SOLON — A desolate plot of land on Davis Farm Road is soon destined to become a 24-hour manufacturing site for wood biobricks.

Enviro Wood Briquettes will break ground at the new location in August, according to the company’s owner, John Webster, so long as it is successful in winning a federal grant for the project.

For the last eight years the company, which buys its sawdust from Kennebec Lumber in Solon, has been located in Berwick. It annually produces about 2,000 tons of biobricks, a heating oil and firewood alternative.

Being located 150 miles from the lumber yard, in addition to having a limited use permit for the Berwick facility, no longer makes sense, Webster said, so he’s planning to move most of the business, including all the manufacturing, to Solon.

The plan will add seven new jobs when the facility opens, hopefully by Nov. 1. The company is working with the town to apply for a Community Development Block Grant that would provide $210,000 in funding.


The planned move, which wouldn’t take place until next year if the grant falls through, also will mean an expansion for Enviro Wood. Webster hopes to increase production from about 2,000 tons of bricks per year to 5,000 tons.

“We’ve been doing this for eight years, and every year we can’t make ’em fast enough,” Webster said. “We can’t supply the market.”

Like wood pellets, biobricks are a firewood alternative made from dried wood using compression.

But unlike pellets, they don’t require a special stove to burn them.

A component in the wood becomes sticky under the heat of compression and holds the bricks together.

“There’s no bark, there’s no bugs and less ash,” Webster said. The bricks have just a 5 percent moisture content, while firewood usually has about a 20 percent moisture content, meaning more is needed to achieve the same output.

“With the bricks, once you get a fire going, you can dampen it down and spread those Btus over a longer time period,” Webster said.

The lower moisture also prevents creosote from building up in a chimney, lowering the risk of chimney fires.

Enviro Wood started eight years ago, when Webster, a former merchant mariner, was looking for a firewood alternative to heat his home in South Berwick.

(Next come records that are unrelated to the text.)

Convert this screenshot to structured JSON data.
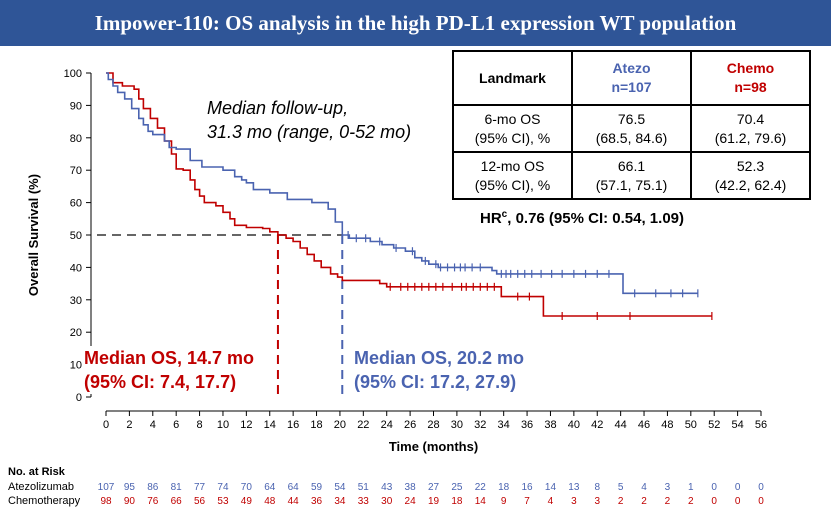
{
  "title": "Impower-110: OS analysis in the high PD-L1 expression WT population",
  "followup": {
    "line1": "Median follow-up,",
    "line2": "31.3 mo (range, 0-52 mo)"
  },
  "table": {
    "header": {
      "landmark": "Landmark",
      "atezo_name": "Atezo",
      "atezo_n": "n=107",
      "chemo_name": "Chemo",
      "chemo_n": "n=98"
    },
    "rows": [
      {
        "label1": "6-mo OS",
        "label2": "(95% CI), %",
        "atezo_val": "76.5",
        "atezo_ci": "(68.5, 84.6)",
        "chemo_val": "70.4",
        "chemo_ci": "(61.2, 79.6)"
      },
      {
        "label1": "12-mo OS",
        "label2": "(95% CI), %",
        "atezo_val": "66.1",
        "atezo_ci": "(57.1, 75.1)",
        "chemo_val": "52.3",
        "chemo_ci": "(42.2, 62.4)"
      }
    ]
  },
  "hr": {
    "prefix": "HR",
    "sup": "c",
    "text": ", 0.76 (95% CI: 0.54, 1.09)"
  },
  "median_chemo": {
    "line1": "Median OS, 14.7 mo",
    "line2": "(95% CI: 7.4, 17.7)",
    "value": 14.7
  },
  "median_atezo": {
    "line1": "Median OS, 20.2 mo",
    "line2": "(95% CI: 17.2, 27.9)",
    "value": 20.2
  },
  "colors": {
    "atezo": "#4a63b0",
    "chemo": "#c00000",
    "title_bg": "#2f5597",
    "median_ref": "#666666"
  },
  "risk": {
    "heading": "No. at Risk",
    "atezo_label": "Atezolizumab",
    "chemo_label": "Chemotherapy",
    "atezo": [
      107,
      95,
      86,
      81,
      77,
      74,
      70,
      64,
      64,
      59,
      54,
      51,
      43,
      38,
      27,
      25,
      22,
      18,
      16,
      14,
      13,
      8,
      5,
      4,
      3,
      1,
      0,
      0,
      0
    ],
    "chemo": [
      98,
      90,
      76,
      66,
      56,
      53,
      49,
      48,
      44,
      36,
      34,
      33,
      30,
      24,
      19,
      18,
      14,
      9,
      7,
      4,
      3,
      3,
      2,
      2,
      2,
      2,
      0,
      0,
      0
    ]
  },
  "chart_data": {
    "type": "line",
    "xlabel": "Time (months)",
    "ylabel": "Overall Survival (%)",
    "xlim": [
      0,
      56
    ],
    "ylim": [
      0,
      100
    ],
    "xticks": [
      0,
      2,
      4,
      6,
      8,
      10,
      12,
      14,
      16,
      18,
      20,
      22,
      24,
      26,
      28,
      30,
      32,
      34,
      36,
      38,
      40,
      42,
      44,
      46,
      48,
      50,
      52,
      54,
      56
    ],
    "yticks": [
      0,
      10,
      20,
      30,
      40,
      50,
      60,
      70,
      80,
      90,
      100
    ],
    "reference_line_y": 50,
    "series": [
      {
        "key": "atezo",
        "points": [
          [
            0,
            100
          ],
          [
            0.2,
            98
          ],
          [
            0.6,
            96
          ],
          [
            1,
            94
          ],
          [
            1.6,
            92
          ],
          [
            2.2,
            89
          ],
          [
            2.8,
            86
          ],
          [
            3.2,
            84
          ],
          [
            3.6,
            82
          ],
          [
            4,
            81
          ],
          [
            5,
            79
          ],
          [
            5.4,
            77
          ],
          [
            6,
            76.5
          ],
          [
            7.2,
            73
          ],
          [
            8.2,
            71
          ],
          [
            10,
            70
          ],
          [
            11,
            68
          ],
          [
            11.6,
            67
          ],
          [
            12,
            66.1
          ],
          [
            12.6,
            64
          ],
          [
            14,
            63
          ],
          [
            15.5,
            61
          ],
          [
            17.6,
            60
          ],
          [
            19,
            58
          ],
          [
            19.6,
            54
          ],
          [
            20.2,
            50
          ],
          [
            20.8,
            49
          ],
          [
            22.6,
            48
          ],
          [
            23.6,
            47
          ],
          [
            24.6,
            46
          ],
          [
            25.6,
            45
          ],
          [
            26.4,
            43
          ],
          [
            27,
            42
          ],
          [
            27.6,
            41
          ],
          [
            28.4,
            40
          ],
          [
            33,
            39
          ],
          [
            33.4,
            38
          ],
          [
            44,
            38
          ],
          [
            44.2,
            32
          ],
          [
            50.6,
            32
          ]
        ],
        "censor_x": [
          20.7,
          21.4,
          22.2,
          23.4,
          24.8,
          26.2,
          27.3,
          28.2,
          28.6,
          29.2,
          29.8,
          30.3,
          30.7,
          31.3,
          32,
          33.8,
          34.2,
          34.6,
          35.2,
          35.8,
          36.4,
          37.2,
          38.1,
          39,
          40,
          41,
          42,
          43,
          45.2,
          47,
          48.3,
          49.3,
          50.6
        ]
      },
      {
        "key": "chemo",
        "points": [
          [
            0,
            100
          ],
          [
            0.6,
            97
          ],
          [
            1.4,
            96
          ],
          [
            2.4,
            95
          ],
          [
            2.8,
            92
          ],
          [
            3.2,
            89
          ],
          [
            3.8,
            86
          ],
          [
            4.4,
            83
          ],
          [
            5,
            79
          ],
          [
            5.6,
            75
          ],
          [
            6,
            70.4
          ],
          [
            6.6,
            70
          ],
          [
            7.2,
            67
          ],
          [
            7.6,
            64
          ],
          [
            8,
            62
          ],
          [
            8.4,
            60
          ],
          [
            9.4,
            59
          ],
          [
            10,
            57
          ],
          [
            10.6,
            55
          ],
          [
            11,
            53
          ],
          [
            12,
            52.3
          ],
          [
            13.4,
            52
          ],
          [
            14,
            51
          ],
          [
            14.7,
            50
          ],
          [
            15.4,
            49
          ],
          [
            16,
            48
          ],
          [
            16.6,
            46
          ],
          [
            17.2,
            44
          ],
          [
            17.8,
            42
          ],
          [
            18.4,
            40
          ],
          [
            19.2,
            38
          ],
          [
            19.8,
            37
          ],
          [
            20.2,
            36
          ],
          [
            23.4,
            35
          ],
          [
            24,
            34
          ],
          [
            33.6,
            34
          ],
          [
            33.8,
            31
          ],
          [
            37.2,
            31
          ],
          [
            37.4,
            25
          ],
          [
            51.8,
            25
          ]
        ],
        "censor_x": [
          24.3,
          25.2,
          25.8,
          26.4,
          27,
          27.6,
          28.2,
          28.8,
          29.6,
          30.4,
          30.8,
          31.4,
          32,
          32.6,
          33.2,
          35.2,
          36.2,
          39,
          42,
          44.8,
          51.8
        ]
      }
    ],
    "annotations": [
      "Median OS, 14.7 mo",
      "Median OS, 20.2 mo"
    ]
  }
}
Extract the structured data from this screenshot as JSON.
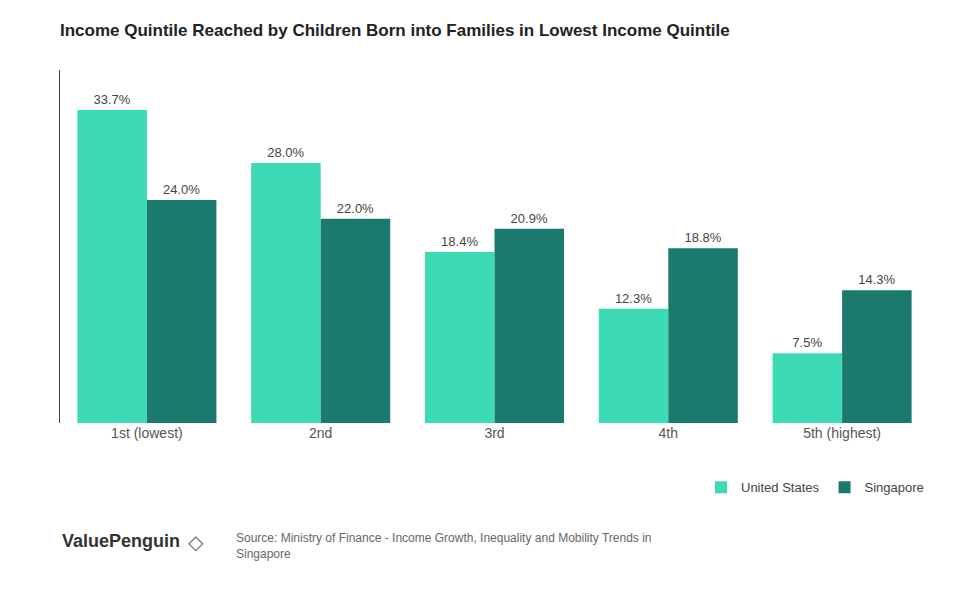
{
  "chart_data": {
    "type": "bar",
    "title": "Income Quintile Reached by Children Born into Families in Lowest Income Quintile",
    "categories": [
      "1st (lowest)",
      "2nd",
      "3rd",
      "4th",
      "5th (highest)"
    ],
    "series": [
      {
        "name": "United States",
        "color": "#3DDBB5",
        "values": [
          33.7,
          28.0,
          18.4,
          12.3,
          7.5
        ],
        "value_labels": [
          "33.7%",
          "28.0%",
          "18.4%",
          "12.3%",
          "7.5%"
        ]
      },
      {
        "name": "Singapore",
        "color": "#1A7A6E",
        "values": [
          24.0,
          22.0,
          20.9,
          18.8,
          14.3
        ],
        "value_labels": [
          "24.0%",
          "22.0%",
          "20.9%",
          "18.8%",
          "14.3%"
        ]
      }
    ],
    "ylim": [
      0,
      38
    ],
    "grid": false,
    "legend": "lower right",
    "data_labels": true,
    "tick_labels": "x",
    "annotations": [
      "ValuePenguin",
      "◇",
      "Source: Ministry of Finance - Income Growth, Inequality and Mobility Trends in\nSingapore"
    ]
  }
}
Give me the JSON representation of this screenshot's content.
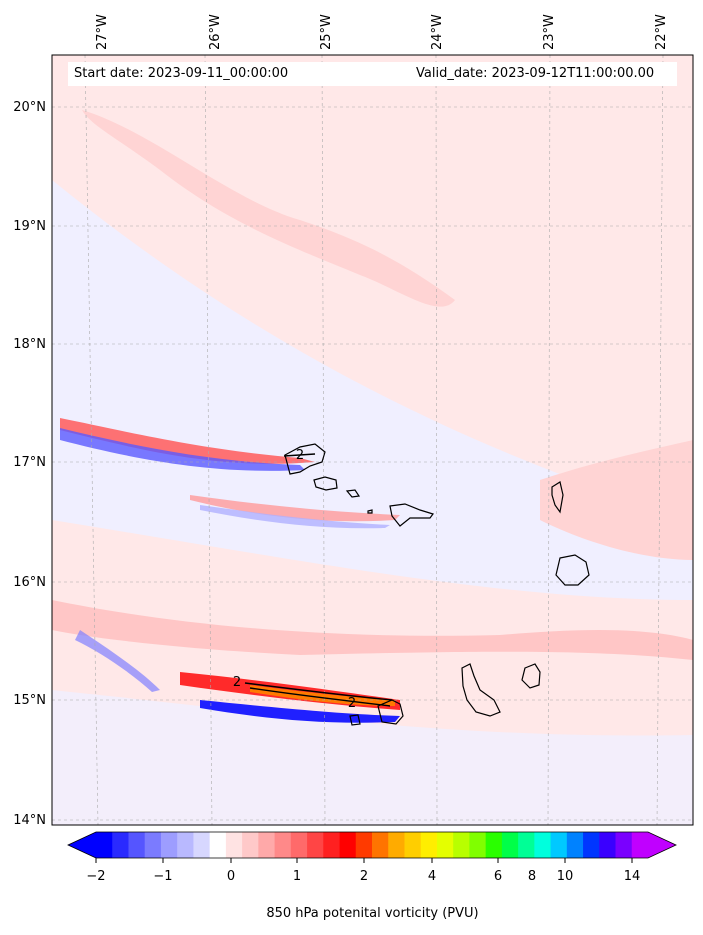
{
  "header": {
    "start_date": "Start date: 2023-09-11_00:00:00",
    "valid_date": "Valid_date: 2023-09-12T11:00:00.00"
  },
  "map": {
    "lon_ticks": [
      "27°W",
      "26°W",
      "25°W",
      "24°W",
      "23°W",
      "22°W"
    ],
    "lat_ticks": [
      "20°N",
      "19°N",
      "18°N",
      "17°N",
      "16°N",
      "15°N",
      "14°N"
    ],
    "contour_labels": [
      "2",
      "2",
      "2"
    ]
  },
  "colorbar": {
    "label": "850 hPa potenital vorticity (PVU)",
    "tick_labels": [
      "−2",
      "−1",
      "0",
      "1",
      "2",
      "4",
      "6",
      "8",
      "10",
      "14"
    ],
    "colors": [
      "#0000ff",
      "#2a2aff",
      "#5555ff",
      "#7b7bff",
      "#9d9dff",
      "#b9b9ff",
      "#d7d7ff",
      "#ffffff",
      "#ffe3e3",
      "#ffc9c9",
      "#ffa9a9",
      "#ff8989",
      "#ff6a6a",
      "#ff4545",
      "#ff2020",
      "#ff0000",
      "#ff3a00",
      "#ff7400",
      "#ffab00",
      "#ffce00",
      "#ffee00",
      "#e4ff00",
      "#b8ff00",
      "#80ff00",
      "#2aff00",
      "#00ff48",
      "#00ff96",
      "#00ffdd",
      "#00c9ff",
      "#0082ff",
      "#0036ff",
      "#3a00ff",
      "#7a00ff",
      "#c000ff"
    ]
  }
}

Webster is also the founder and president of Southern New Hampshire Hydroelectric, a builder and operator of small hydroelectric generating stations in New England.

After reading an article in the Portland Press Herald about biobricks, a compressed wood brick made in Connecticut and sold in Maine, he decided to give them a try. But Webster had to drive about 100 miles to Damariscotta to find them.

“I liked them an awful lot. It’s a convenience thing,” Webster said.

“If you have any experience with firewood, you know you either cut it yourself or you have to split it. Then you have to get it in your cellar. By the time you get it in the cellar, you have to mess with all the dirt on it and the bark that falls off, and clean up that mess.

“With these bricks, you move them into your house and that’s it.”


One ton of bricks, which is roughly the equivalent of one cord of wood, runs about $300 retail.

“This is the middle of summer. No one’s burning firewood, but I have about 20 truckloads back-ordered and it’s been like that since day one,” he said.

Webster said he hopes to add another brick-making machine in Solon and have three shifts for workers so he can produce bricks around the clock.

“I didn’t know anything about making bricks or working with sawdust eight years ago when I got started, so I didn’t build my Berwick facility the best way that I could have, just because of my inexperience,” he said.

“Over eight years I’ve learned what I should do and what I shouldn’t do, so this new facility is going to be state of the art.”